Clinton Ballot Petition Fraud
A jury in South Bend, Indiana has found that fraud put President Obama and Hillary Clinton on the presidential primary ballot in Indiana in the 2008 election. Two Democrat political operatives were convicted Thursday night in the illegal scheme after only three hours of deliberations. They were found guilty on all counts.
Former longtime St. Joseph County Democrat party Chairman Butch Morgan Jr. was found guilty of felony conspiracy counts to commit petition fraud and forgery, and former county Board of Elections worker Dustin Blythe was found guilty of felony forgery counts and falsely making a petition, after being accused of faking petitions that enabled Obama, then an Illinois Senator, to get on the presidential primary ballot for his first run for the White House.
Morgan was accused of being the mastermind behind the plot.
According to testimony from two former Board of Election officials who pled guilty, Morgan ordered Democrat officials and workers to fake the names and signatures that Obama and Clinton needed to qualify for the presidential race. Blythe, then a Board of Elections employee and Democrat Party volunteer, was accused of forging multiple pages of the Obama petitions.
"I think this helped uphold the integrity of the electoral system," the prosecutor, Stan Levco told reporters.
"Their verdict of guilt is not a verdict against Democrats, but for honest and fair elections," he said.
The scheme was hatched in January of 2008, according to affidavits from investigators who cite former Board of Registration worker Lucas Burkett, who told them he was in on the plan at first, but then became uneasy and quit. He waited three years before telling authorities about it, but if revelations about any forgeries were raised during the election, the petitions could have been challenged during the contest. A candidate who did not qualify with enough legitimate signatures at the time, could have been bounced from the ballot.
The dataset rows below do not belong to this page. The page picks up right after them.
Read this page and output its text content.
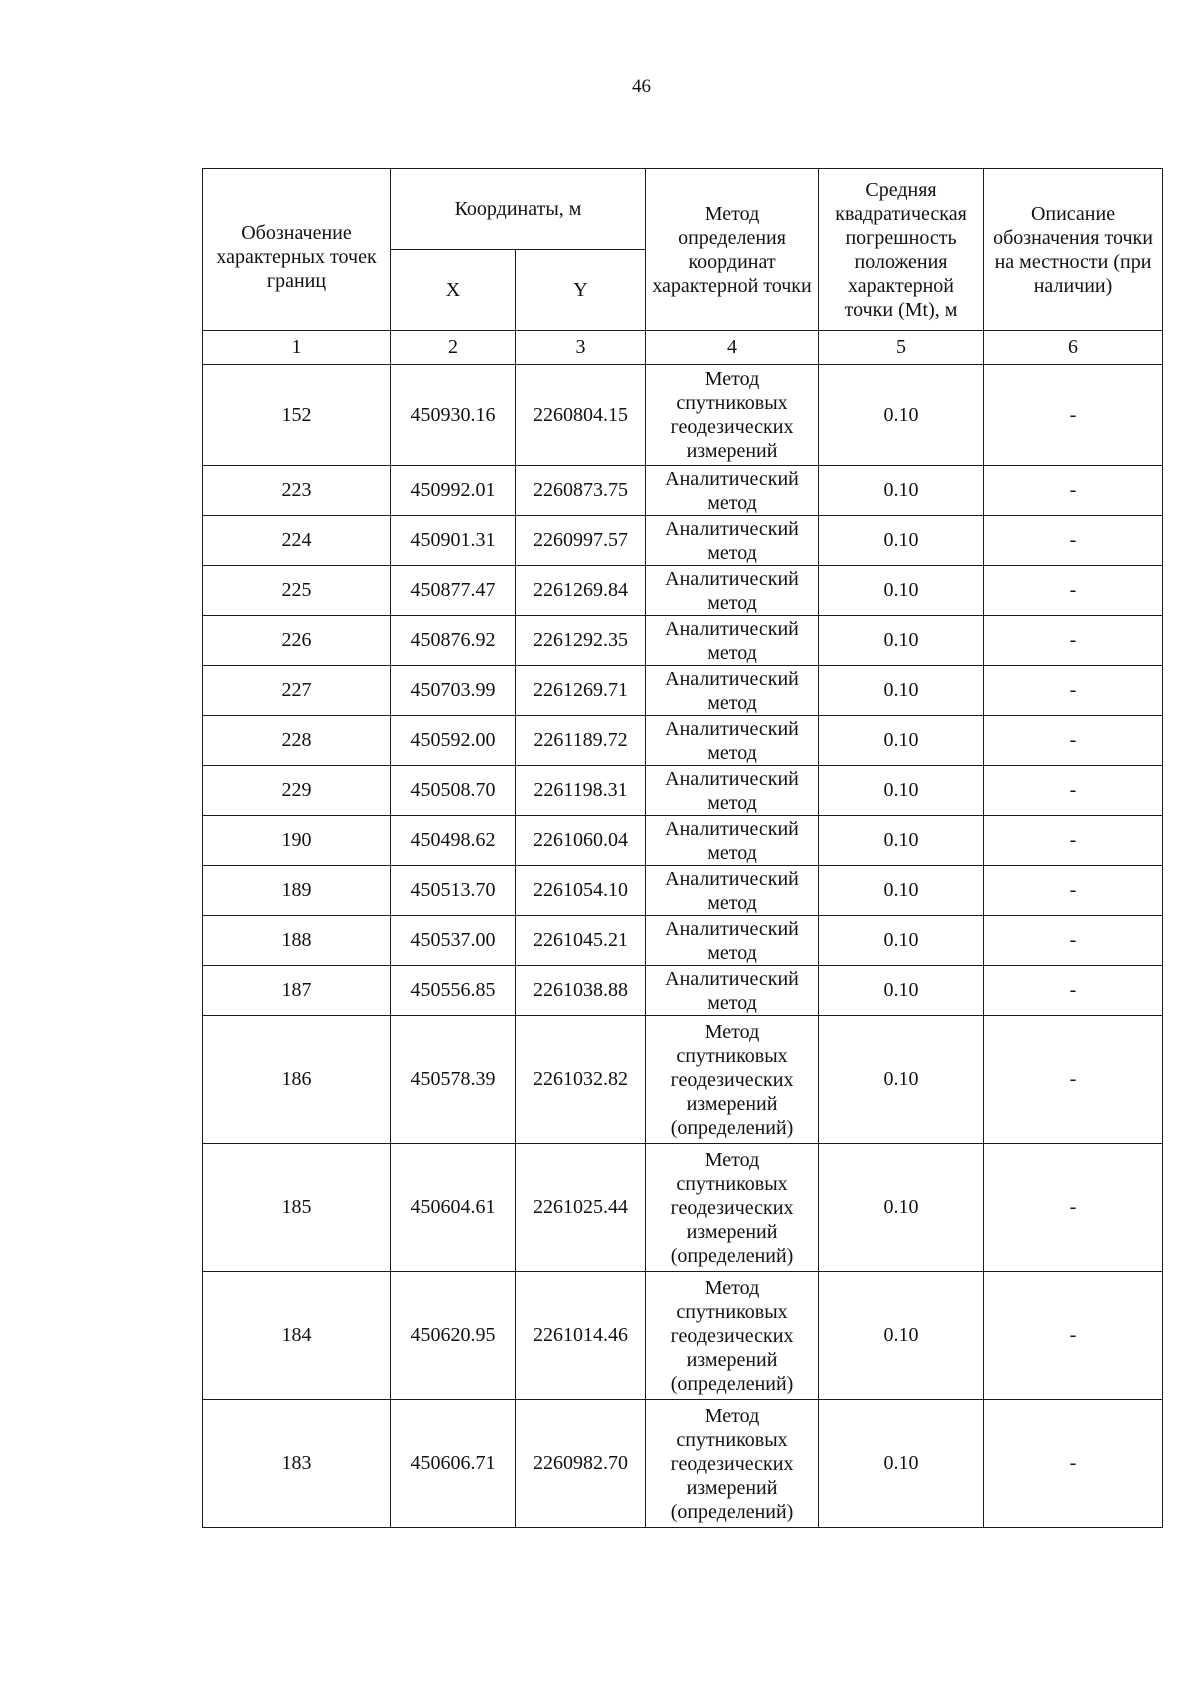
46
Обозначение характерных точек границ	Координаты, м		Метод определения координат характерной точки	Средняя квадратическая погрешность положения характерной точки (Mt), м	Описание обозначения точки на местности (при наличии)
	X	Y			
1	2	3	4	5	6
152	450930.16	2260804.15	Метод спутниковых геодезических измерений	0.10	-
223	450992.01	2260873.75	Аналитический метод	0.10	-
224	450901.31	2260997.57	Аналитический метод	0.10	-
225	450877.47	2261269.84	Аналитический метод	0.10	-
226	450876.92	2261292.35	Аналитический метод	0.10	-
227	450703.99	2261269.71	Аналитический метод	0.10	-
228	450592.00	2261189.72	Аналитический метод	0.10	-
229	450508.70	2261198.31	Аналитический метод	0.10	-
190	450498.62	2261060.04	Аналитический метод	0.10	-
189	450513.70	2261054.10	Аналитический метод	0.10	-
188	450537.00	2261045.21	Аналитический метод	0.10	-
187	450556.85	2261038.88	Аналитический метод	0.10	-
186	450578.39	2261032.82	Метод спутниковых геодезических измерений (определений)	0.10	-
185	450604.61	2261025.44	Метод спутниковых геодезических измерений (определений)	0.10	-
184	450620.95	2261014.46	Метод спутниковых геодезических измерений (определений)	0.10	-
183	450606.71	2260982.70	Метод спутниковых геодезических измерений (определений)	0.10	-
The case raise questions about whether in 2008, then candidate Obama actually submitted enough legitimate signatures to have legally qualified for the primary ballot.
"I think had they been challenged successfully, he probably would not have been on the ballot," Levco told Fox News.
Under state law, presidential candidates need to qualify for the primary ballots with 500 signatures from each of the state's nine congressional districts. Indiana election officials say that in St. Joseph County, which is the 2nd Congressional district, the Obama campaign qualified with 534 signatures; Clinton's camp had 704.
Prosecutors say that in President Obama's case, nine of the petition pages were apparently forged. Each petition contains up to 10 names, making a possible total of 90 names, which, if faked, could have brought the Obama total below the legal limit required to qualify. Prosecutors say 13 Clinton petitions were apparently forged, meaning up to 130 possibly fake signatures. Even if 130 signatures had been challenged, it would have still left Mrs. Clinton with enough signatures to meet the 500 person threshold.
Levco said a total of "100 to 200" signatures had been forged on Obama's and Clinton's petitions.